1. Add Matrix-Matrix and Matrix-Vector multiply functions.
2. Replace Eigen usage in SchurEliminator with these custom
   matrix operations.
3. Save on some memory allocations in ChunkOuterProduct.
4. Replace LDLT with LLT.

As a result on problem-16-22106-pre.txt, the linear solver time
goes down from 1.2s to 0.64s.

Change-Id: I2daa667960e0a1e8834489965a30be31f37fd87f
diff --git a/CMakeLists.txt b/CMakeLists.txt
index a7b77fe..1f234c7 100644
--- a/CMakeLists.txt
+++ b/CMakeLists.txt
@@ -451,10 +451,19 @@
        ON)
 
 IF (NOT ${LINE_SEARCH_MINIMIZER})
- ADD_DEFINITIONS(-DCERES_NO_LINE_SEARCH_MINIMIZER)

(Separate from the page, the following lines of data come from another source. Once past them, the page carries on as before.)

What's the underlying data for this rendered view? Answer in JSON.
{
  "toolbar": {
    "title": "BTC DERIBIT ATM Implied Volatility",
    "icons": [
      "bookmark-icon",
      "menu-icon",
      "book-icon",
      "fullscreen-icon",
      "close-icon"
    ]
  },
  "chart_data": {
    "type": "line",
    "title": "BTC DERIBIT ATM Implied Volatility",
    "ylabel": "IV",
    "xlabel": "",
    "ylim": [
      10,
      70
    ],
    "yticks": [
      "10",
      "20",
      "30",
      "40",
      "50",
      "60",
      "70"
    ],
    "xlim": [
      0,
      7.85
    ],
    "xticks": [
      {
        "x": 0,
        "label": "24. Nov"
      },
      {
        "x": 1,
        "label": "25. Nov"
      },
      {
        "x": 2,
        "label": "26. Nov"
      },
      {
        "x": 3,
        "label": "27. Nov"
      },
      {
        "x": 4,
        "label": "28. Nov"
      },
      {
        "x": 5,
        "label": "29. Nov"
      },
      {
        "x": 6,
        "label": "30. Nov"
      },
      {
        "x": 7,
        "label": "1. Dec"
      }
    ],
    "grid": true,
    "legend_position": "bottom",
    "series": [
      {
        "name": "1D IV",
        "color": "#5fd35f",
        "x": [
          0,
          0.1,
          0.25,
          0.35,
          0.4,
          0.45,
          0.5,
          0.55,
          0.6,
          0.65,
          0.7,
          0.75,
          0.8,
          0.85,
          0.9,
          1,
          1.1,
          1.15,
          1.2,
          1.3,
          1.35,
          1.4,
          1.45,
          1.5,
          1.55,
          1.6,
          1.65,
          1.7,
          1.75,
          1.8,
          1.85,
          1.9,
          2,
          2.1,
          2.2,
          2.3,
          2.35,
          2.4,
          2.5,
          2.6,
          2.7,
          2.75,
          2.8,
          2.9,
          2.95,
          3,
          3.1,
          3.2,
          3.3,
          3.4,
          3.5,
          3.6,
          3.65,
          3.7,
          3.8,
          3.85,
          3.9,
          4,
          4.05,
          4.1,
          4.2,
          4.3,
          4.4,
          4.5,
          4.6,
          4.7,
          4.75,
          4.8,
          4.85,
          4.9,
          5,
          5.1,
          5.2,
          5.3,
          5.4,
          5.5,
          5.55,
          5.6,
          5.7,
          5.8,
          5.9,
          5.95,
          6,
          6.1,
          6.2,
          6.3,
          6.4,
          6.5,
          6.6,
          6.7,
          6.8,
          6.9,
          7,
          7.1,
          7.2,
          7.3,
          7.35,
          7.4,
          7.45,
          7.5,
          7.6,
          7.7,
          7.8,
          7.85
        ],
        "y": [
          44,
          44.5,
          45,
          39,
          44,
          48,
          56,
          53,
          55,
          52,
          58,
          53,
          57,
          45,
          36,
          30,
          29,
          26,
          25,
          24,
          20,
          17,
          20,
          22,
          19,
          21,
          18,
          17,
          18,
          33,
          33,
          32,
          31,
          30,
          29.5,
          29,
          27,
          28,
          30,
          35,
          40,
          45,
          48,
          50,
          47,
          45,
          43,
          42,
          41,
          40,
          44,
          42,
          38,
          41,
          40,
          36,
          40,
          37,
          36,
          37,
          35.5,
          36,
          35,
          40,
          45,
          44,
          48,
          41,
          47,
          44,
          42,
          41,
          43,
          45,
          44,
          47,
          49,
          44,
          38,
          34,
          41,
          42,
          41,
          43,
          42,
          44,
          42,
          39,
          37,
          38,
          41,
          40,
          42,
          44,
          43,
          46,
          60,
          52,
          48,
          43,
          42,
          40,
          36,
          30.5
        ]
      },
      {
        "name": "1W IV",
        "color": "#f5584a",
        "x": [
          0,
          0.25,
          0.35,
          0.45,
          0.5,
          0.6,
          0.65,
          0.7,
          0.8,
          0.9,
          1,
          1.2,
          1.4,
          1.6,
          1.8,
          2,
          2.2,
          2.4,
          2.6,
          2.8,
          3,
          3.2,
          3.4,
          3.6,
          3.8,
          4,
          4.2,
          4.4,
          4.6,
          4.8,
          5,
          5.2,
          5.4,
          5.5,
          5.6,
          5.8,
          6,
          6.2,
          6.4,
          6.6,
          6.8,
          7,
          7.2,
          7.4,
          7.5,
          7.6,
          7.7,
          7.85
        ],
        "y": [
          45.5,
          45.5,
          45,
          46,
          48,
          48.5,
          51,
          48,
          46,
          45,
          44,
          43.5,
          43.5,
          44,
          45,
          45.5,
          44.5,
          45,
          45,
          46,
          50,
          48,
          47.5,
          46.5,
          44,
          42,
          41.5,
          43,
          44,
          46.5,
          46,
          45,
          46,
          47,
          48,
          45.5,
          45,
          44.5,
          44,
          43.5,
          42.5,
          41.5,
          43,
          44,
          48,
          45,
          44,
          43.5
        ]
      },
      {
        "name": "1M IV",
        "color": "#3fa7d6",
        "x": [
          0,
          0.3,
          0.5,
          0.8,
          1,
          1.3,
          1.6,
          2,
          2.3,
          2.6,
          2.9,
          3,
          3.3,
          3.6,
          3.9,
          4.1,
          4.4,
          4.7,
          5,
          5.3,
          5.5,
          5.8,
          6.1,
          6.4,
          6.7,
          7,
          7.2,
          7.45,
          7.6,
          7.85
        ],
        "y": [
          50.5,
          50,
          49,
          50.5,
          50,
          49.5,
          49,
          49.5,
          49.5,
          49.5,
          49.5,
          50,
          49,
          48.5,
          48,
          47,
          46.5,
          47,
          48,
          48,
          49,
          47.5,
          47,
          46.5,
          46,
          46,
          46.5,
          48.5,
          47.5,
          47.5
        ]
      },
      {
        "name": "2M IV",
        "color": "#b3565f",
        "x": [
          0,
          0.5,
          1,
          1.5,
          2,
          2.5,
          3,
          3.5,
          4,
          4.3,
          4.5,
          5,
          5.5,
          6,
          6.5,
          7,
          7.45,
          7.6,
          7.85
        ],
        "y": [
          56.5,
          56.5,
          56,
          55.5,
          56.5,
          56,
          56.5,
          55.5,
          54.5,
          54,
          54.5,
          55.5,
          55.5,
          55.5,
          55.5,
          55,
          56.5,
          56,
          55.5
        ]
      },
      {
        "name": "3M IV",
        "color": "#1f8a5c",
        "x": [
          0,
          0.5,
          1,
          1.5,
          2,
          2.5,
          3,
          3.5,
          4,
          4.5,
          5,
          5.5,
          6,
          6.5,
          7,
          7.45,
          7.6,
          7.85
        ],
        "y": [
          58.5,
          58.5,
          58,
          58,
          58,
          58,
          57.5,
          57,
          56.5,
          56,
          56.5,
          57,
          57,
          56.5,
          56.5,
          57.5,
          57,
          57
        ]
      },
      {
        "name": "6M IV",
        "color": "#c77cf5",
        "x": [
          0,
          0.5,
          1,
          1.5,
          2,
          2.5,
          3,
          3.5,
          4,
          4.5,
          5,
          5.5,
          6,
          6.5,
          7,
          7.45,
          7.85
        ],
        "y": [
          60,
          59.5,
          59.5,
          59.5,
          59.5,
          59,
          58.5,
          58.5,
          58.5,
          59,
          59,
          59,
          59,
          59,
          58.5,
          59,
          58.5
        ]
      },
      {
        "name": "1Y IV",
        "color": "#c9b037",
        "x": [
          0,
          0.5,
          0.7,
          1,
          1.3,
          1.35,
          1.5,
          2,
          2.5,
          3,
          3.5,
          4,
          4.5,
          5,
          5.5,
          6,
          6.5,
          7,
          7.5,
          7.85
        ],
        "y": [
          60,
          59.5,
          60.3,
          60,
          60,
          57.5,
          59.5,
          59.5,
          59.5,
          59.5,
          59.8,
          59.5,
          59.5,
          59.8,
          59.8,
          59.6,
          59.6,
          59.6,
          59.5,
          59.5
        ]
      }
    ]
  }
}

- MESSAGE("-- Disabling line search minimizer")
+  ADD_DEFINITIONS(-DCERES_NO_LINE_SEARCH_MINIMIZER)
+  MESSAGE("-- Disabling line search minimizer")

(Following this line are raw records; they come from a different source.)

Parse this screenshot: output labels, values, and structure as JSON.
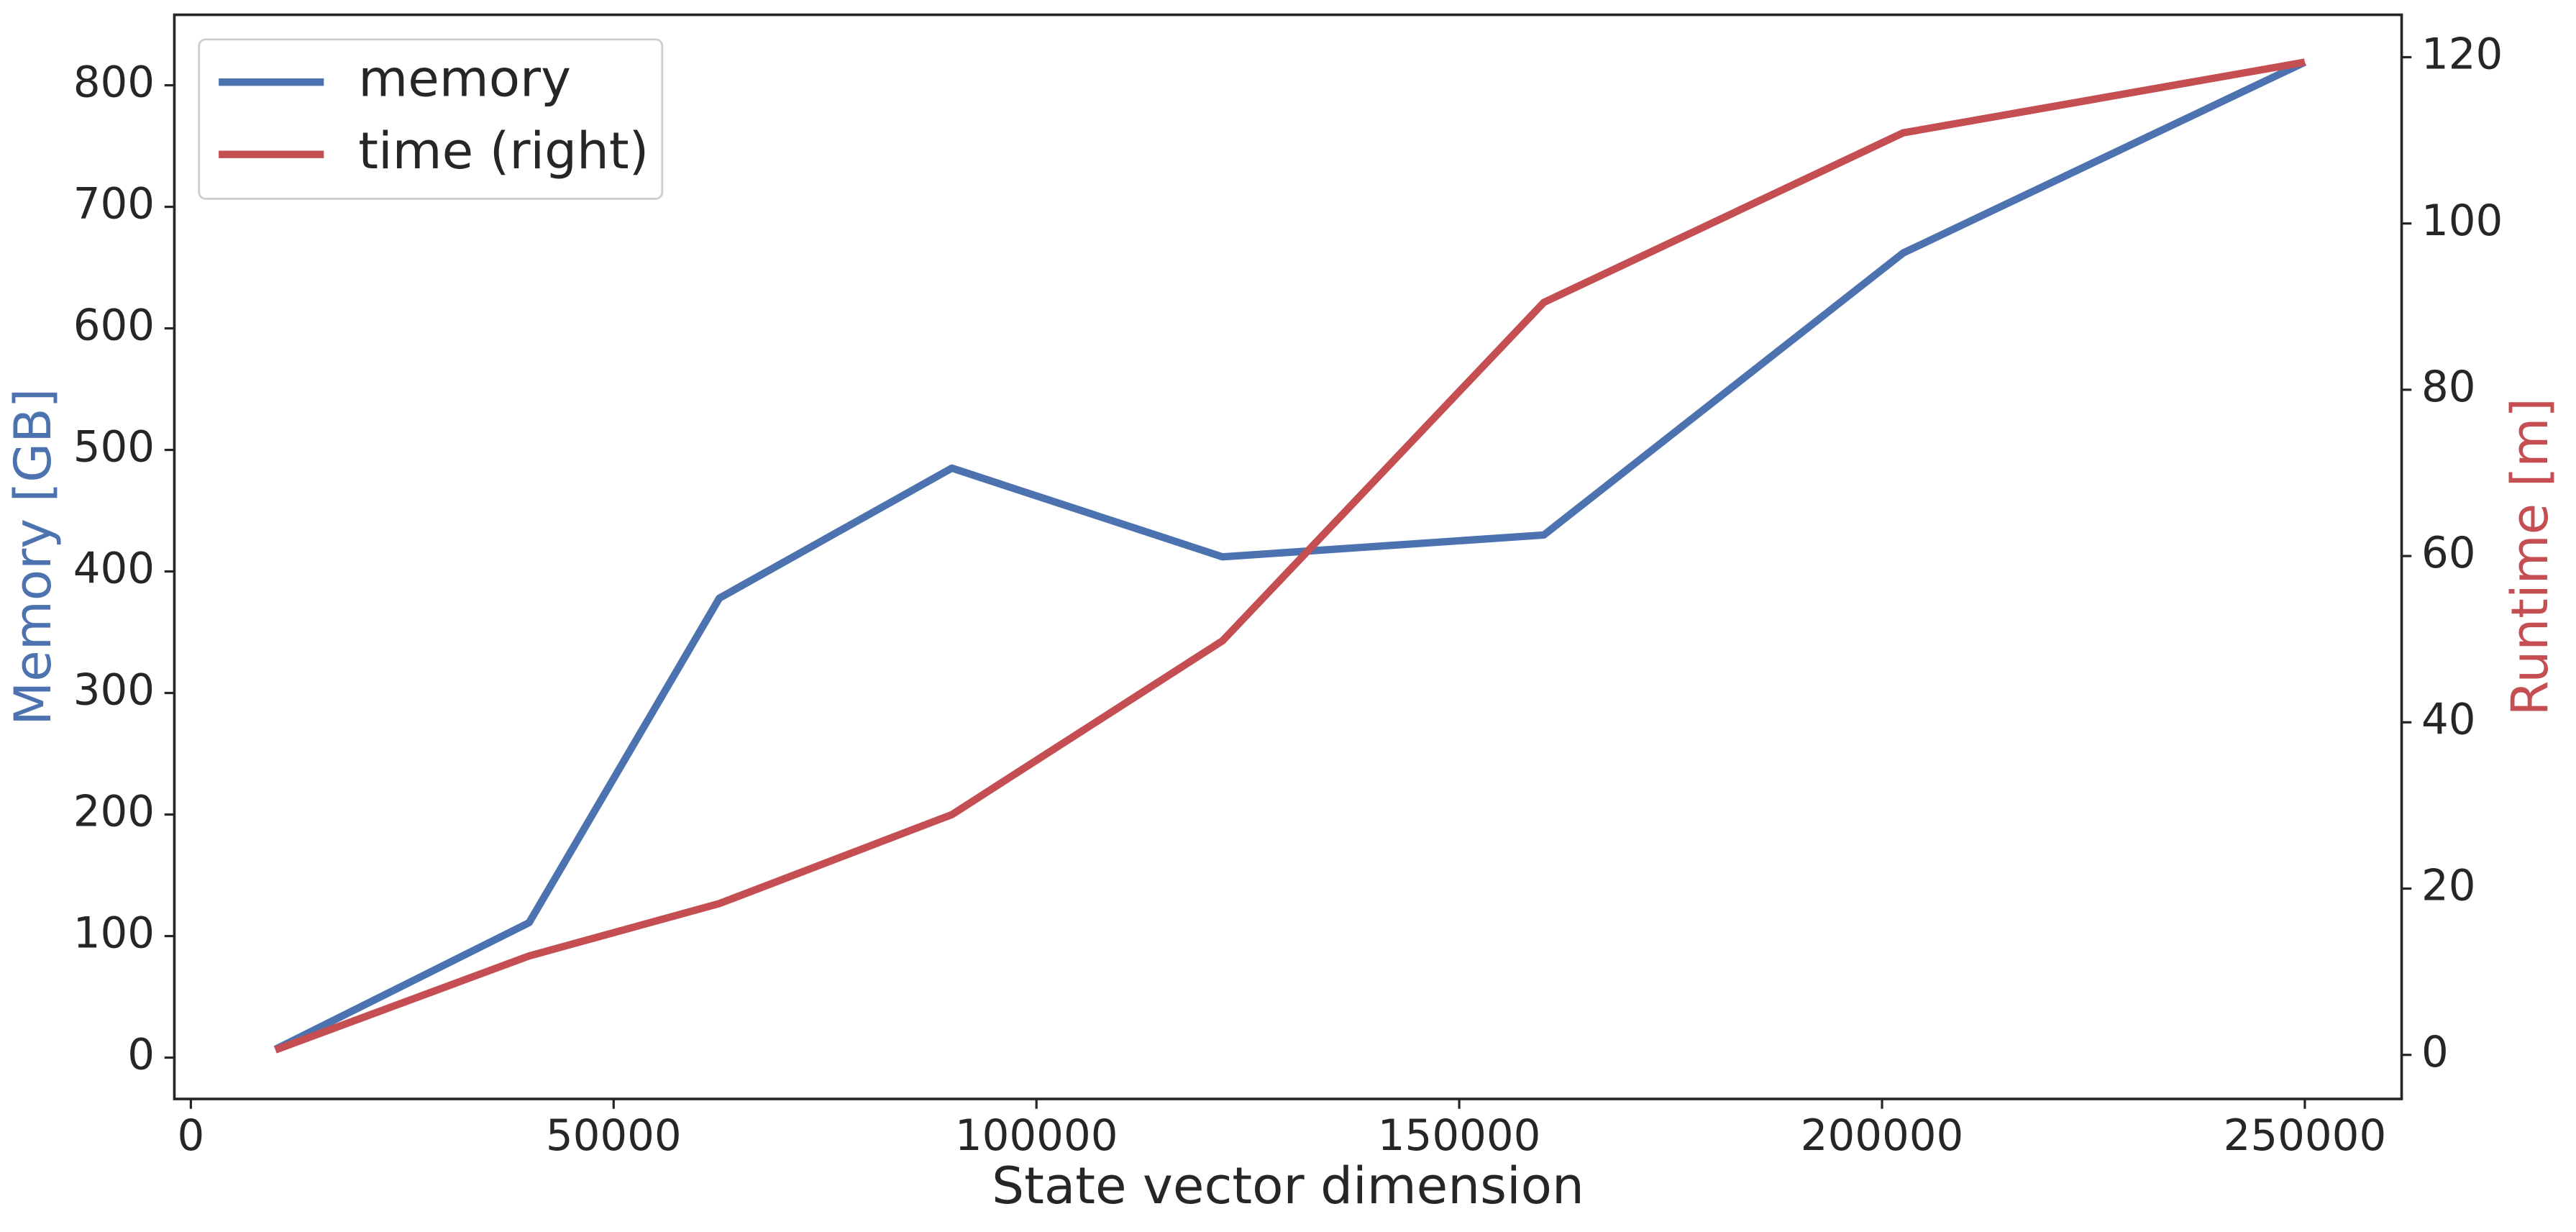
{
  "chart_data": {
    "type": "line",
    "x": [
      10000,
      40000,
      62500,
      90000,
      122000,
      160000,
      202500,
      250000
    ],
    "series": [
      {
        "name": "memory",
        "color": "#4c72b0",
        "values": [
          6.8,
          111,
          378,
          485,
          412,
          430,
          662,
          819
        ]
      },
      {
        "name": "time (right)",
        "color": "#c44e52",
        "axis": "y2",
        "values": [
          0.6,
          11.9,
          18.2,
          28.9,
          49.8,
          90.5,
          110.9,
          119.4
        ]
      }
    ],
    "xlabel": "State vector dimension",
    "ylabel": "Memory [GB]",
    "ylabel_color": "#4c72b0",
    "y2label": "Runtime [m]",
    "y2label_color": "#c44e52",
    "xlim": [
      -1950,
      261450
    ],
    "xticks": [
      0,
      50000,
      100000,
      150000,
      200000,
      250000
    ],
    "ylim": [
      -34,
      858
    ],
    "yticks": [
      0,
      100,
      200,
      300,
      400,
      500,
      600,
      700,
      800
    ],
    "y2lim": [
      -5.3,
      125.1
    ],
    "y2ticks": [
      0,
      20,
      40,
      60,
      80,
      100,
      120
    ],
    "grid": false,
    "legend": "upper left"
  }
}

 ENDIF (NOT ${LINE_SEARCH_MINIMIZER})
 
+OPTION(CUSTOM_BLAS
+       "Use handcoded BLAS routines (usually faster) instead of Eigen."
+       ON)
+
+IF (NOT ${CUSTOM_BLAS})
+  ADD_DEFINITIONS(-DCERES_NO_CUSTOM_BLAS)
+  MESSAGE("-- Disabling custom blas")
+ENDIF (NOT ${CUSTOM_BLAS})
+
 # Multithreading using OpenMP
 OPTION(OPENMP
        "Enable threaded solving in Ceres (requires OpenMP)"